From 1930 Hawtrey worked as an actor in London, on tour in South Africa, and with the Liverpool Repertory Company. He appeared as the King of France in the Old Vic's production of King Lear in 1931, when his cousin John Gielgud played Lear. In 1939 he was director of productions at the Embassy Theatre in north London, subsequently becoming director at the Swindon Repertory Company. Hawtrey then became the second manager of the Dundee Repertory Theatre, succeeding Robert Thornley as Director of Productions in December 1940. He opened with a Christmas adaptation of The Scarlet Pimpernel, and from 1940 to 1942 he directed and acted in over 40 plays in Dundee.

===Embassy Theatre===
In January 1945 Hawtrey reopened the Embassy, which had been closed due to bomb damage, and under his directorship there followed a string of successful productions. From the first two years' output, 20 plays in all, he selected six for publication, in two volumes, under the title Embassy Successes, namely

- Worm's Eye View by R F Delderfield
- Father Malachy's Miracle adapted by Brian Doherty from the book by Bruce Marshall
- Zoo in Silesia by Richard Pollock
- National Velvet by Enid Bagnold
- Skipper Next to God by Jan de Hartog
- No Room at the Inn by Joan Temple.

Of these, Worm's Eye View and No Room at the Inn enjoyed successful transfers to the West End, at the Whitehall and Winter Garden Theatres respectively, and were made into films.

In 1948 a third volume of Embassy Successes comprised
- Peace Comes to Peckham by R F Delderfield
- Let My People Go! by Ian Hay
- Away from It All by Val Gielgud.

Further successes followed, among them the Sylvia Rayman play Women of Twilight, which proved a major hit for Hawtrey and the Embassy in 1951-52, transferring to both the Vaudeville Theatre and the Victoria Palace Theatre, and being made into a film.

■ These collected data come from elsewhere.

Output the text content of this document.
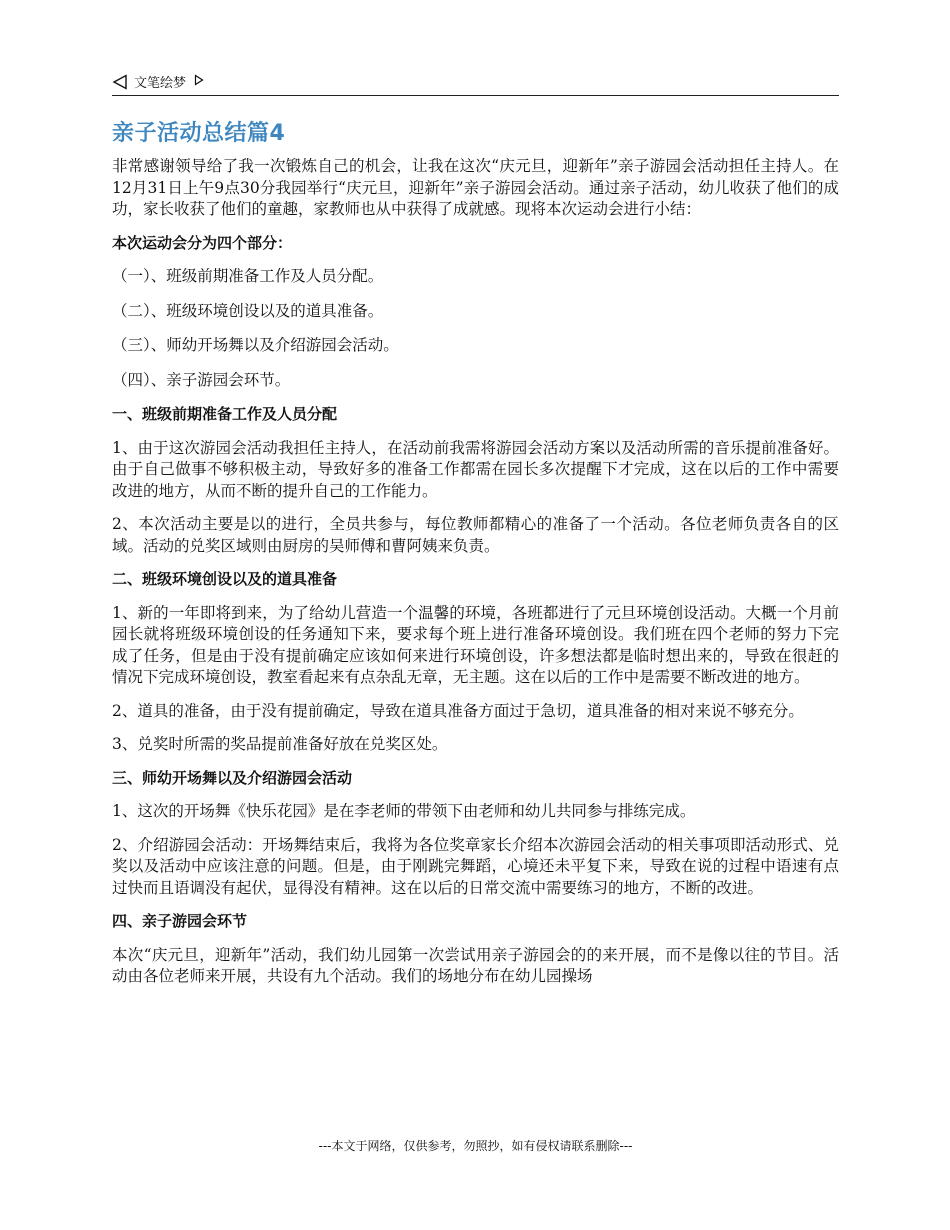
文笔绘梦
亲子活动总结篇4

非常感谢领导给了我一次锻炼自己的机会，让我在这次“庆元旦，迎新年”亲子游园会活动担任主持人。在12月31日上午9点30分我园举行“庆元旦，迎新年”亲子游园会活动。通过亲子活动，幼儿收获了他们的成功，家长收获了他们的童趣，家教师也从中获得了成就感。现将本次运动会进行小结：

本次运动会分为四个部分：

（一）、班级前期准备工作及人员分配。

（二）、班级环境创设以及的道具准备。

（三）、师幼开场舞以及介绍游园会活动。

（四）、亲子游园会环节。

一、班级前期准备工作及人员分配

1、由于这次游园会活动我担任主持人，在活动前我需将游园会活动方案以及活动所需的音乐提前准备好。由于自己做事不够积极主动，导致好多的准备工作都需在园长多次提醒下才完成，这在以后的工作中需要改进的地方，从而不断的提升自己的工作能力。

2、本次活动主要是以的进行，全员共参与，每位教师都精心的准备了一个活动。各位老师负责各自的区域。活动的兑奖区域则由厨房的吴师傅和曹阿姨来负责。

二、班级环境创设以及的道具准备

1、新的一年即将到来，为了给幼儿营造一个温馨的环境，各班都进行了元旦环境创设活动。大概一个月前园长就将班级环境创设的任务通知下来，要求每个班上进行准备环境创设。我们班在四个老师的努力下完成了任务，但是由于没有提前确定应该如何来进行环境创设，许多想法都是临时想出来的，导致在很赶的情况下完成环境创设，教室看起来有点杂乱无章，无主题。这在以后的工作中是需要不断改进的地方。

2、道具的准备，由于没有提前确定，导致在道具准备方面过于急切，道具准备的相对来说不够充分。

3、兑奖时所需的奖品提前准备好放在兑奖区处。

三、师幼开场舞以及介绍游园会活动

1、这次的开场舞《快乐花园》是在李老师的带领下由老师和幼儿共同参与排练完成。

2、介绍游园会活动：开场舞结束后，我将为各位奖章家长介绍本次游园会活动的相关事项即活动形式、兑奖以及活动中应该注意的问题。但是，由于刚跳完舞蹈，心境还未平复下来，导致在说的过程中语速有点过快而且语调没有起伏，显得没有精神。这在以后的日常交流中需要练习的地方，不断的改进。

四、亲子游园会环节

本次“庆元旦，迎新年”活动，我们幼儿园第一次尝试用亲子游园会的的来开展，而不是像以往的节目。活动由各位老师来开展，共设有九个活动。我们的场地分布在幼儿园操场

---本文于网络，仅供参考，勿照抄，如有侵权请联系删除---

Introducing the first two volumes of Embassy Successes, Hawtrey wrote: "Our policy is this. To present new plays dealing with today's world – in terms of entertainment. If these plays are written by new playwrights, so much the better. I am aware that the English theatre cannot properly thrive unless there is a constant supply of fresh dramatists. At the Embassy, we shall always do everything in our power to foster this supply." Val Gielgud, in the third Embassy Successes book, praised Hawtrey's "persistent refusal to be deterred from experiment by difficulties of staging which too frequently have proved fatal to the chances of a play's production in the West End." According to the actor Leslie Phillips, Hawtrey "was a charming, easy-going man with a great sense of humour and a natural instinct for popular theatre."

===Screen work===
In parallel with his work in theatre, Hawtrey also acted in television productions and several films, a few of which were
- Inquest (1939) (TV)
- Warn That Man (1943)
- Headline (1944)
- The Hundred Pound Window (1944)
- The World Owes Me a Living (1945)
- Latin Quarter (1945)
- The First Gentleman (1948)
- Julius Caesar (1951) (TV; as Mark Antony)

==Personal life==
He was married to the actress Marjorie Clark, with whom he had two sons, Charles and the actor Nicholas (1932–2018). He died in London of a heart attack in 1954, at the age of 45.